We took the tram downtown and got off just as it started to rain. Sulphuric acid in the rain darkens the Cathedral's sandstone, giving it a distinctive dark tone. The light sprinkle was performing something of a touch-up, you could say.

We wandered up to the front of the cathedral and went in, walking down the nave with our little Nikon Coolpix 990.

Then we had the bright idea to climb the tower. Here's our notes:

About 4:30 I decide to pay two euros and climb the tower. It says it takes 30 minutes, round trip. Quite narrow, stone steps with lots of people, coming and going.

Terrifying, actually, because you are enclosed in a tomb. You have to humble yourself, focus on the next step only and keeping your balance by holding onto the center column. There is no handrail except coming down. And it's hot and humid, too.

When I made it to the bell room, I walked around to catch my breath (my legs are fine, though) and see the huge bells. Too dark, really, for pictures, but I shoot away. Then they start ringing. I cover my ears to protect myself but they go on and on and on. I sweat profusely as people walking behind me bang into me with their backpacks.
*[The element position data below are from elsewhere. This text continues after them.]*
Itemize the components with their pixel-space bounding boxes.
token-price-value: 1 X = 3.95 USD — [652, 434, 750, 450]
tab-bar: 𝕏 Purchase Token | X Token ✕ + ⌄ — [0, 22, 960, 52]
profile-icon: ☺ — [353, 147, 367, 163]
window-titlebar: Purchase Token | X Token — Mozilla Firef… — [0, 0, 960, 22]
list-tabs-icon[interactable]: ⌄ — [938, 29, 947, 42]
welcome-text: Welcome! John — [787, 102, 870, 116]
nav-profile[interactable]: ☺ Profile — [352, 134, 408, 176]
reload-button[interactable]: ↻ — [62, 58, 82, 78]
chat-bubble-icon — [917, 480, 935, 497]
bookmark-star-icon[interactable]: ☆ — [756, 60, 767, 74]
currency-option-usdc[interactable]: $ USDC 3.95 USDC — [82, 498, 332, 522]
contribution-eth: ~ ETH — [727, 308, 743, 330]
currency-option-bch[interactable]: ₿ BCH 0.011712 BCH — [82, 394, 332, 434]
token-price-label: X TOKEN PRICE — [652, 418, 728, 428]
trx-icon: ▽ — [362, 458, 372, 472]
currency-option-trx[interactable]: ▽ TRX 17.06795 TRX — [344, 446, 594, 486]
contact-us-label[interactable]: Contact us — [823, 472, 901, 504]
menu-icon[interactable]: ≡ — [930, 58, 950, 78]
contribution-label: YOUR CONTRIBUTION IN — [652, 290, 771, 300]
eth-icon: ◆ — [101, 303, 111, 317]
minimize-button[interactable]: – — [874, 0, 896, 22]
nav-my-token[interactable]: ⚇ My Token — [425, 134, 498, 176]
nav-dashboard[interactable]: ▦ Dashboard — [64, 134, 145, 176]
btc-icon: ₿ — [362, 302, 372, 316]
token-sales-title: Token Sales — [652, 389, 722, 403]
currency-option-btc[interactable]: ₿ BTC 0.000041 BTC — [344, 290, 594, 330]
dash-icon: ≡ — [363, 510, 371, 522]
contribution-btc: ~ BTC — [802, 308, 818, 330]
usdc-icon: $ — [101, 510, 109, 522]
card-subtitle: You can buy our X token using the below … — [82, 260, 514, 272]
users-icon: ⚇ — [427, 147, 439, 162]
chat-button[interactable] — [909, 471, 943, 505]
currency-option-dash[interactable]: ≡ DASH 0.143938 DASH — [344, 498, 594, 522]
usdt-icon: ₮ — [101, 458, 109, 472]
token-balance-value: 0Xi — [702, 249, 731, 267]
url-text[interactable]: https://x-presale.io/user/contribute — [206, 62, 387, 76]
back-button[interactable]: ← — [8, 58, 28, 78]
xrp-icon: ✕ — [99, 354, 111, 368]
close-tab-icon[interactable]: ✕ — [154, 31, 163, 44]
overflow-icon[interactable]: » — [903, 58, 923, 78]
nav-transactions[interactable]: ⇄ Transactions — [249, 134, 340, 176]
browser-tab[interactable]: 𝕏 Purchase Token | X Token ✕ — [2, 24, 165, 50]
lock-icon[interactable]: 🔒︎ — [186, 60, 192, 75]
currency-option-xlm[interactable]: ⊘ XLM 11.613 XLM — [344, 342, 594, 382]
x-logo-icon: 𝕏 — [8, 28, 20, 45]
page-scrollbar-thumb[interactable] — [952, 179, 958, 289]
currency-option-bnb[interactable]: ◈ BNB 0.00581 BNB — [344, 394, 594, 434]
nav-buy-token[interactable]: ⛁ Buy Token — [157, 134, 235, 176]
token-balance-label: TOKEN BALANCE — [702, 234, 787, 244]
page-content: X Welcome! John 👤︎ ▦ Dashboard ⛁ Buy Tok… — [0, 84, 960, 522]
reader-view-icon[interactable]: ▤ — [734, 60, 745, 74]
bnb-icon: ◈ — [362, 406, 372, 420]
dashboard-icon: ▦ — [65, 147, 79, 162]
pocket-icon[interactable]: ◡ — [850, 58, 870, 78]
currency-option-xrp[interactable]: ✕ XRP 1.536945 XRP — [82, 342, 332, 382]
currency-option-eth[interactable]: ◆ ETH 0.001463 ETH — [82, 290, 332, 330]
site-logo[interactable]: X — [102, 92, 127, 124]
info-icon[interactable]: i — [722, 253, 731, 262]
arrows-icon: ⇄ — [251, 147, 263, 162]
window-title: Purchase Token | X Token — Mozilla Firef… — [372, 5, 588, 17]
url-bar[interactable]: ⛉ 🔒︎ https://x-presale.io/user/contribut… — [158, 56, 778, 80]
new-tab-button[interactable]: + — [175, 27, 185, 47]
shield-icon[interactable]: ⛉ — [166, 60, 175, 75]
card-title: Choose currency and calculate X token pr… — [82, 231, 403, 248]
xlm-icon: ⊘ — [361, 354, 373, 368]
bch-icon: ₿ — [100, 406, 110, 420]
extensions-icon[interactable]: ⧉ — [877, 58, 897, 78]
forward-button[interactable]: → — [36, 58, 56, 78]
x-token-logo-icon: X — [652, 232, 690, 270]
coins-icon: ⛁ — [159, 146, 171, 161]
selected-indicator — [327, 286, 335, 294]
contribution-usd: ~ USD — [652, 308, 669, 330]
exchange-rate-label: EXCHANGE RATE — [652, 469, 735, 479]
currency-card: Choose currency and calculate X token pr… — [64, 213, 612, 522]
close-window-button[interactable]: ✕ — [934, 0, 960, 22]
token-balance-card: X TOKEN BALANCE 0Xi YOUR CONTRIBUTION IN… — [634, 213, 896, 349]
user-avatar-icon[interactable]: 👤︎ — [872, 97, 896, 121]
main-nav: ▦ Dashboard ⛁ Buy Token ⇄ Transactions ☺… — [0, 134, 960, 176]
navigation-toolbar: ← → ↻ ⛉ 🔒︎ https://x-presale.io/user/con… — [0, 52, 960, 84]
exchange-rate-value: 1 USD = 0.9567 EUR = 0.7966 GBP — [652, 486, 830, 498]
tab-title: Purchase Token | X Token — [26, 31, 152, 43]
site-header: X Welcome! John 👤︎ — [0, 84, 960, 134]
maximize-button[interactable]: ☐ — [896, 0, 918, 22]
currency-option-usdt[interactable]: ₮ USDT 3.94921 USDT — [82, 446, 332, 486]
Then I give up and go out of the room, hoping the stone walls will protect me from the loud sound. And they do. I keep climbing, coming out at the spire where a metal staircase takes you the final few meters to the observation deck. There I take more pictures in the rain through the little openings in the chicken wire. We are very high up and little protected but somehow safe. I don't really trust myself and feel like I'm walking on all fours as I grab onto the walls to steady myself while I walk all the way around.
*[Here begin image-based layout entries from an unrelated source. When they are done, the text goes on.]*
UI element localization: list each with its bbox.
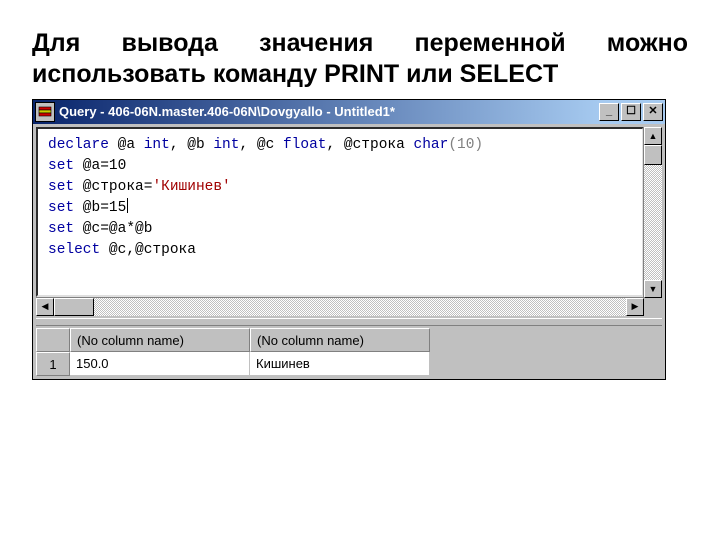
scroll-down-button[interactable]: ▼ xyxy=(644,280,662,298)
horizontal-scrollbar[interactable]: ◀ ▶ xyxy=(36,297,662,316)
grid-cell[interactable]: Кишинев xyxy=(250,352,430,376)
titlebar[interactable]: Query - 406-06N.master.406-06N\Dovgyallo… xyxy=(33,100,665,124)
row-number[interactable]: 1 xyxy=(36,352,70,376)
minimize-button[interactable]: _ xyxy=(599,103,619,121)
window-title: Query - 406-06N.master.406-06N\Dovgyallo… xyxy=(59,104,599,119)
scroll-up-button[interactable]: ▲ xyxy=(644,127,662,145)
vertical-track[interactable] xyxy=(644,165,662,280)
horizontal-track[interactable] xyxy=(94,298,626,316)
row-header-corner xyxy=(36,328,70,352)
results-grid: (No column name) (No column name) 1 150.… xyxy=(36,328,662,376)
horizontal-thumb[interactable] xyxy=(54,298,94,316)
slide-heading: Для вывода значения переменной можно исп… xyxy=(32,28,688,91)
vertical-thumb[interactable] xyxy=(644,145,662,165)
close-button[interactable]: ✕ xyxy=(643,103,663,121)
vertical-scrollbar[interactable]: ▲ ▼ xyxy=(643,127,662,298)
column-header[interactable]: (No column name) xyxy=(250,328,430,352)
pane-splitter[interactable] xyxy=(36,318,662,326)
sql-editor[interactable]: declare @a int, @b int, @c float, @строк… xyxy=(36,127,644,297)
grid-cell[interactable]: 150.0 xyxy=(70,352,250,376)
scroll-left-button[interactable]: ◀ xyxy=(36,298,54,316)
scrollbar-corner xyxy=(644,298,662,316)
text-cursor xyxy=(127,198,128,213)
column-header[interactable]: (No column name) xyxy=(70,328,250,352)
maximize-button[interactable]: ☐ xyxy=(621,103,641,121)
app-icon xyxy=(35,102,55,122)
scroll-right-button[interactable]: ▶ xyxy=(626,298,644,316)
query-window: Query - 406-06N.master.406-06N\Dovgyallo… xyxy=(32,99,666,380)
It was a kind of pilgrimage. You are not in control of what happens to you as you climb the narrow, circular, stone staircase. Entombed, indeed.

But you can't step off to the side. You can't stop. You can't go back. You must put one foot in front of the other all the way up for half an hour.

That's a long time to hold your breath. You have to "humble yourself," as we said then.

The parallels to what we are going through today are obvious. It's an act of faith to stay the course but there really isn't a legitimate option. Continue on, climb!

At the top, as you'll see, the world is at your feet. You can see to the ends of the earth.

And it is all, once again, beautiful.